Was Market-Kommentatoren sagen – und wo der Haken liegt
Einige Kommentatoren des Kryptomarkts argumentieren, dass der anfängliche Ausverkauf die tatsächliche Bedeutung des CLARITY Act überbewertet habe – mit der Begründung, dass der mittelfristige Kurs von Krypto stärker von der Adoption, institutionellen Zuflüssen und makroökonomischen Bedingungen abhängt als von einem einzelnen US-Gesetz. Sie verweisen dabei auf die Erholung am Folgetag als frühes Indiz. Dieses Argument lässt sich jedoch angesichts der Zahlen vom Dienstag schwerer aufrechterhalten als bei einem stagnierenden Market: Eine Zwei-Tages-Bewegung von 1,9–8,3 % bei den wichtigsten Coins, zweistellige Verluste bei Coinbase und Circle sowie ETF-Abflüsse von fast einer halben Milliarde sind kein Market, der etwas einfach abschüttelt. Es ist zudem ein Argument, das sich nach einer teilweisen Erholung bequem anführen lässt – und das sich kurzfristig in beide Richtungen nur schwer widerlegen lässt. Die engere, besser überprüfbare Version desselben Punkts stammt von Witt: Das anhaltende regulatorische Vakuum in den USA hat reale Kosten, da es anderen Jurisdiktionen ermöglicht, mit ihren Rahmenwerken Boden gutzumachen – unabhängig davon, wie sich der Preis in den nächsten Tagen entwickelt.

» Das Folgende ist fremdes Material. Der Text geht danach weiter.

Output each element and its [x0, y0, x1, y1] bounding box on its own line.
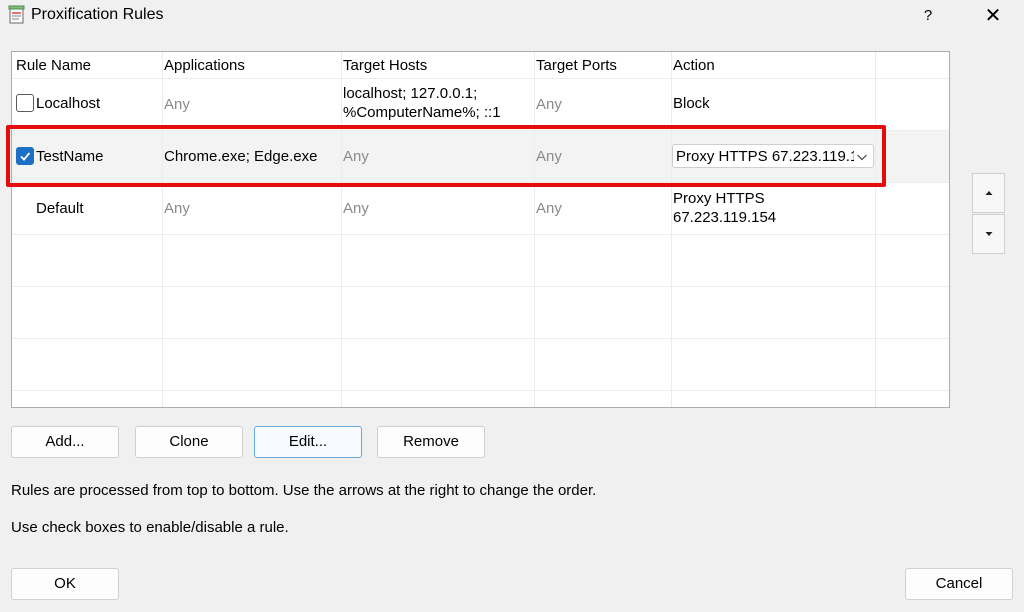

Eine spekulativere Variante desselben Arguments findet sich eher in Kommentaren aus der Krypto-Branche als in den oben zitierten Analystenberichten: die Behauptung, dass die Verluste dieser Woche bereits im Preis eingepreist seien, dass Krypto historisch gesehen unabhängig von US-Gesetzgebungsfristen neue Dynamik gefunden habe und dass einige in der Branche im Oktober-November-Fenster mit einem erneuten Aufschwung rechnen – unabhängig davon, was mit diesem Gesetz geschieht. Ein Teil dieser Kommentare deutet das Scheitern des CLARITY Act zudem als weiteres Anzeichen für einen breiteren Wandel – etablierte Finanzinstitute verlieren an relativer Bedeutung, während Kapital und Aufmerksamkeit zu dezentralen und digitalen Alternativen abwandern; manche führen diese Entwicklung auch auf die beschleunigte Einführung von KI zurück. All dies ist jedoch keine Analyse im Sinne der übrigen Verwendung dieses Begriffs im Artikel; es handelt sich um Stimmungsbilder, es wird kein konkreter Mechanismus für einen Katalysator im Oktober-November genannt, und nach eigener Logik kann diese Sichtweise kurzfristig eigentlich nicht widerlegt werden – ein Kursanstieg bestätigt sie, ein weiterer Rückgang gilt einfach als „noch nicht eingepreist“. Betrachten Sie dies als eine Facette der Market-Diskussion, nicht als Prognose.
Was als Nächstes passiert
Tillis' Antrag auf Wiederaufnahme der Beratung hält eine zweite Cloture-Abstimmung technisch gesehen kurzfristig verfügbar, auch wenn die meisten Berichte über die Abstimmung ihre Erfolgsaussichten im Vorfeld der Wahlen im November als gering einschätzen – eine Zeit, in der die verfügbare Sitzungszeit knapper wird und sich die politischen Anreize verschieben. Ob dieses Gesetz wieder aufgegriffen, eingeschränkt oder bis zu einem neuen Kongress auf Eis gelegt wird, ist derzeit offen. Niemand, der darüber berichtet, verfügt aktuell über einen verlässlichen Zeitplan.